Ever wonder what would happen if you overproofed your dough and went ahead and baked it anyway? Read on!
Given the above, you might wonder if I should even count this as an “entry” in the BBA Challenge. I admit, it is questionable. I am, however, not above posting on my mistakes, and in the name of baking, I press ahead!
Actually, it didn’t start off all that badly. This is the first time I had worked with a pate fermentee, though I can’t say it’s that hard (especially when you have a stand mixer). Like many other breads in The Bread Baker’s Apprentice, it’s just that a little forethought is necessary.
I had always wondered how what is essentially a “mini-dough” is worked into newly added water, flour, and yeast. Turns out, you cut it up into ten smaller pieces. Leave out to take off the chill from their night in the refrigerator…
And they even start to plump up a little!
While I have fallen off taking pictures of dough in the stand mixer, now that I’m using pate fermentee I made sure to get a few shots. Funny to see a few pieces of dough thrown in with flour, salt and yeast. Seems to be about 50% old dough and 50% new ingredients.
Same old drill: set the dough aside to rise.

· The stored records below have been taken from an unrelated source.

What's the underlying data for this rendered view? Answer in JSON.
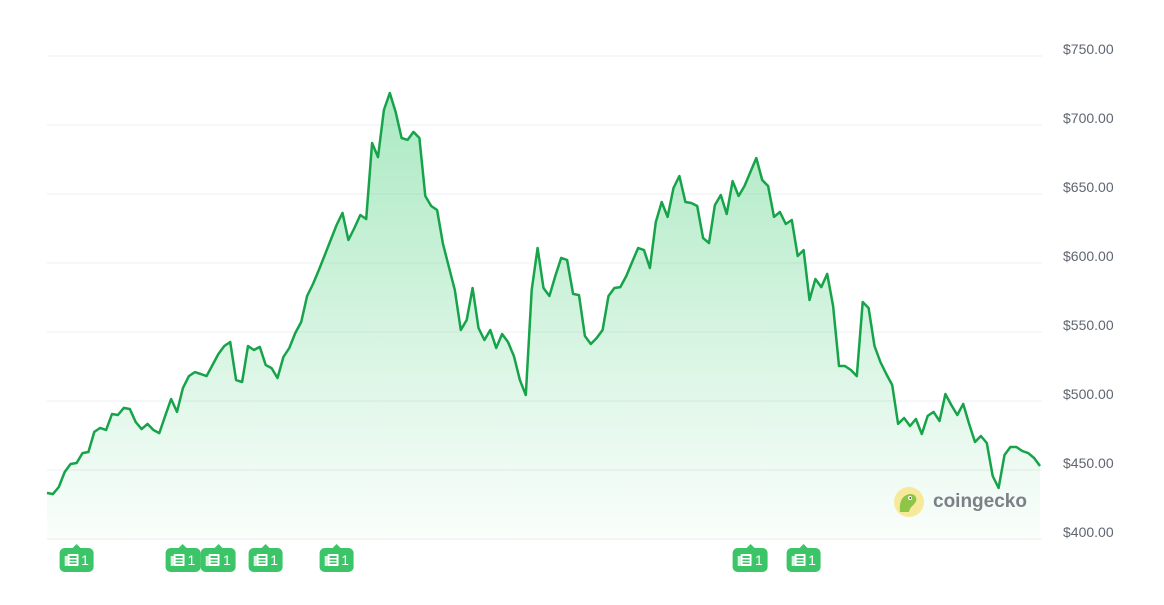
{
  "chart_data": {
    "type": "area",
    "title": "",
    "xlabel": "",
    "ylabel": "",
    "ylim": [
      400,
      750
    ],
    "yticks": [
      "$750.00",
      "$700.00",
      "$650.00",
      "$600.00",
      "$550.00",
      "$500.00",
      "$450.00",
      "$400.00"
    ],
    "ytick_values": [
      750,
      700,
      650,
      600,
      550,
      500,
      450,
      400
    ],
    "grid": true,
    "line_color": "#16a34a",
    "fill_color": "#22c55e",
    "series": [
      {
        "values": [
          428.3,
          427.5,
          432.6,
          443.5,
          449.3,
          450,
          457.2,
          458,
          472.5,
          475.4,
          473.9,
          485.5,
          484.8,
          489.9,
          489.1,
          479.7,
          474.6,
          478.3,
          473.9,
          471.7,
          484.1,
          496.4,
          487,
          504.3,
          513,
          515.9,
          514.5,
          513,
          521,
          529,
          534.8,
          537.7,
          510.1,
          508.7,
          534.8,
          531.9,
          534.1,
          521,
          518.8,
          511.6,
          526.8,
          533.3,
          544.2,
          552.2,
          571,
          579.7,
          589.9,
          600.7,
          611.6,
          622.5,
          631.2,
          611.6,
          620.3,
          629.7,
          626.8,
          681.9,
          671.7,
          705.8,
          718.1,
          704.3,
          685.5,
          684.1,
          689.9,
          685.5,
          643.5,
          636.2,
          633.3,
          608.7,
          592,
          575.4,
          546.4,
          553.6,
          576.8,
          547.8,
          539.1,
          546.4,
          533.3,
          543.5,
          537.7,
          527.5,
          510.1,
          499.3,
          575.4,
          605.8,
          576.8,
          571,
          585.5,
          598.6,
          597.1,
          572.5,
          571.7,
          542,
          536.2,
          540.6,
          546.4,
          571,
          576.8,
          577.5,
          585.5,
          595.7,
          605.8,
          604.3,
          591.3,
          624.6,
          639.1,
          628.3,
          649.3,
          658,
          639.1,
          638.4,
          636.2,
          613,
          609.4,
          636.9,
          644.2,
          630.4,
          654.3,
          643.5,
          650.7,
          660.9,
          671,
          655.1,
          650.7,
          628.3,
          631.9,
          623.2,
          626.1,
          600,
          604.3,
          568.1,
          583.3,
          577.5,
          587,
          563.8,
          520.3,
          520.3,
          517.4,
          513,
          566.7,
          562.3,
          534.8,
          523.2,
          514.5,
          506.5,
          478.3,
          482.6,
          476.8,
          481.9,
          471,
          484.1,
          487,
          480.4,
          500,
          492,
          484.8,
          492.8,
          478.3,
          465.2,
          469.6,
          464.5,
          440.6,
          431.9,
          455.8,
          461.6,
          461.6,
          458.7,
          457.2,
          453.6,
          447.8
        ]
      }
    ],
    "news_markers": [
      {
        "index": 5,
        "count": "1"
      },
      {
        "index": 23,
        "count": "1"
      },
      {
        "index": 29,
        "count": "1"
      },
      {
        "index": 37,
        "count": "1"
      },
      {
        "index": 49,
        "count": "1"
      },
      {
        "index": 119,
        "count": "1"
      },
      {
        "index": 128,
        "count": "1"
      }
    ],
    "news_icon": "newspaper-icon",
    "marker_color": "#3cc468"
  },
  "watermark": {
    "text": "coingecko",
    "icon": "gecko-logo-icon"
  }
}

Then shape for a second rise. (Interestingly, if I remember correctly, Julia Child’s recipe calls for three rises. In a way this does as well, via the use of the pate fermentee). My loaves are rising in a french bread shaper I got at a great sale at Bridge Kitchenware (otherwise I might not have bought such a special-purpose item!)
Sadly, here’s where it all went wrong. I suddenly had to go into work for about 8 hours (yes, just another relaxing Saturday afternoon for this lawyer–and I note this post dates back two weeks so it was early November, not Thanksgiving weekend, when this debacle occured; though I did have to work part of Thanksgiving weekend too–boo hoo). As I rushed out the door I failed to tell my mother-in-law, who was visiting, what was going on with the French Bread (as she would have happily taken over had she only known). This was about 2 o’clock.
At about 8pm I called home to let everyone know I’d be another hour or so. My husband then said, “my mom wants to know if she is supposed to do something with the bread.” “What do you mean?” “Like, should it go in the oven?” Uh-oh. Can we say “over-proofed dough”? But–why not see what happens? Remembering that the recipe had lots of instructions on preparing the oven for hearth baking, spritzing and misting, etc. etc. I wanted to simplify things so I said “sure, just tell your mom to stick it in at whatever temperature it says in the cookbook.” I did NOT explain that the shapers were actually just that, and that the loaves should be removed to a separate pan. However, my mother-in-law, noting that the loaves had probably swelled out of all proportion to what is a normal looking baguette, did place the shaper with loaves on a second pan. Frankly, considering what that bread must have looked like, I am amazed she managed to transport it anywhere without total disintegration. (The shaper pan is fine, by the way–we weren’t talking about a straw-woven banneton here!)
We didn’t get a photo of the loaves pre-baking, but here they are afterwards. When I was deciding whether or not I could even post about this, my mother-in-law suggested I at least show what happens if you let it rise too long. And why not? Especially as it’s worth noting that, while these are not your most attractive baguettes, it was generally agreed that the bread was quite delicious. Must have been all that extra flavor generated over the long rise!